Wednesday, 18 September 2013

I didn’t love my Man when we got married?


I’m a ridiculous, emotional, over-sentimental sap.  

Our dating period lasted a very short time.  After five months of dating, we were engaged.  Eight months after that, we were married. And that whole time I was swooning. 

This fire was burning in me, a fire that burned just like that second date: I was in love.

But then we got married, and everything changed.

Marriage, quicker than I was ready for, did this thing: it started sucking away that emotion. I tried so hard to keep that fire going, to keep that emotion alight, but it got harder and harder. I mean, how you can feel that burning love when you’re sitting at the table discussing wedding preparation while he can only tell u things about his work, his stall? How can you feel it when you get into an disagreement? How can you feel it when you think it makes perfect sense to put your most effort into doing things, and he has this crazy idea that it need not be so complicated as to think, plan and what if?

There was no way I could keep that dating fire burning as practicality invaded our lives. And at first, it drove me nuts.  That emotion meant love!  That excitement was how I knew I cared for him! But suddenly, life was this grind.  Even when I was with him. Especially when I was with him. And even worse, it seemed that the harder I tried to be sentimental and lovey-dovey, the less it was reciprocated.

But it wasn’t that he wasn’t giving me love, it just seemed to come at different times.
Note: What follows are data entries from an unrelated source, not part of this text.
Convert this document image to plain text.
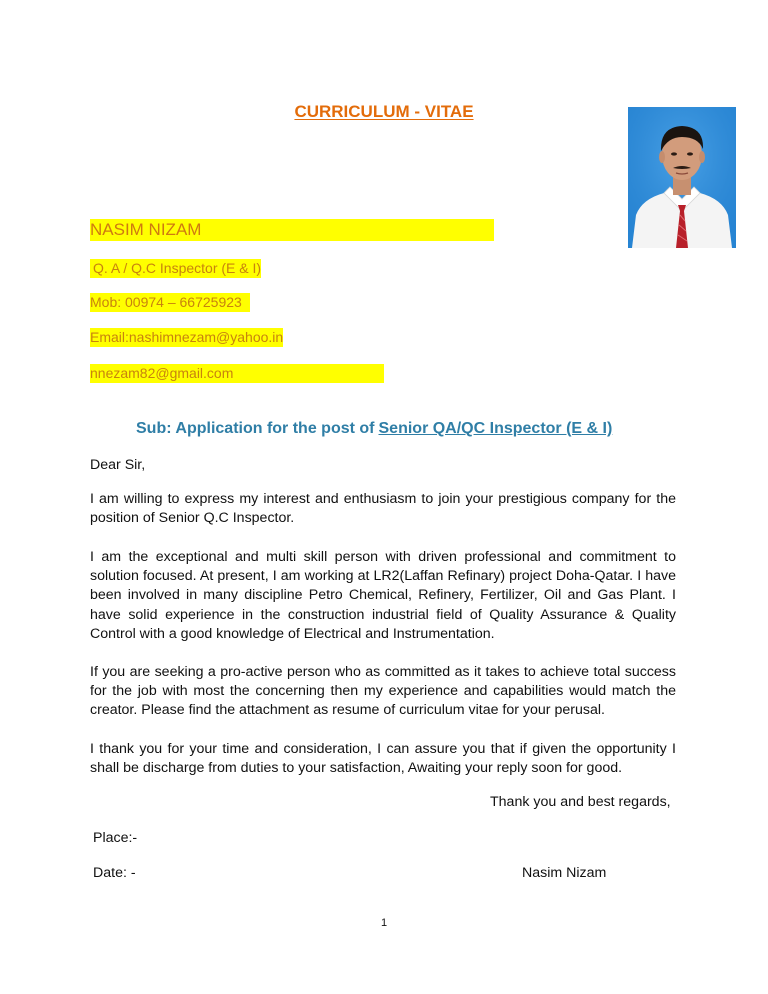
CURRICULUM - VITAE
NASIM NIZAM
Q. A / Q.C Inspector (E & I)
Mob: 00974 – 66725923
Email:nashimnezam@yahoo.in
nnezam82@gmail.com
Sub: Application for the post of Senior QA/QC Inspector (E & I)

Dear Sir,

I am willing to express my interest and enthusiasm to join your prestigious company for the position of Senior Q.C Inspector.

I am the exceptional and multi skill person with driven professional and commitment to solution focused. At present, I am working at LR2(Laffan Refinary) project Doha-Qatar. I have been involved in many discipline Petro Chemical, Refinery, Fertilizer, Oil and Gas Plant. I have solid experience in the construction industrial field of Quality Assurance & Quality Control with a good knowledge of Electrical and Instrumentation.

If you are seeking a pro-active person who as committed as it takes to achieve total success for the job with most the concerning then my experience and capabilities would match the creator. Please find the attachment as resume of curriculum vitae for your perusal.

I thank you for your time and consideration, I can assure you that if given the opportunity I shall be discharge from duties to your satisfaction, Awaiting your reply soon for good.

Thank you and best regards,
Place:-
Date: -	Nasim Nizam
1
Like, when I offered bring dinner to him.  Or make give him a massage after he had a hard day.  Or, our hard work on painting the room, when I shared the responsibility of doing the painting. I don’t think I noticed this consciously for a while.  It just kept happening.

But I think it had an effect on me.  Because as our marriage progressed, I found myself offering to help out around the house more and more. And after each time, there would be this look he would give me. This look of absolute love.  One that was soft and so beautiful. It took me longer than I care to admit to understand what was happening. But   eventually it became clear.  Through giving, through doing things for myhusband, the emotion that I had been so desperately seeking naturally came about.

It wasn’t something I could force, just something that would come about as a result of my giving. In other words, it was in the practicality that I found the love I was looking for. And what was even more interesting was that once I realized this on a conscious level, and started trying to find more opportunities to give, the more we both, almost intuitively, became lovey-dovey.

And now, I’ve finally come to realize something. Something I haven’t wanted to admit for a long time, but is undeniable. I didn't love my man on that second date. I didn’t love him when we got engaged. But I do love him when we got married. Because love isn’t an emotion.  That fire I felt, it was emotional fire. From the excitement of dating a man I felt like I could marry. 

Love isn’t an emotion or even a noun.  It’s a verb.  The Hebrew word for love means “giving.”  As putting someone else’s needsabove your own. Why wasn’t I getting reciprocal lovey-doveyness when we were married? Because it wasn’t for him.  It was for me.  An emotion I had in my chest.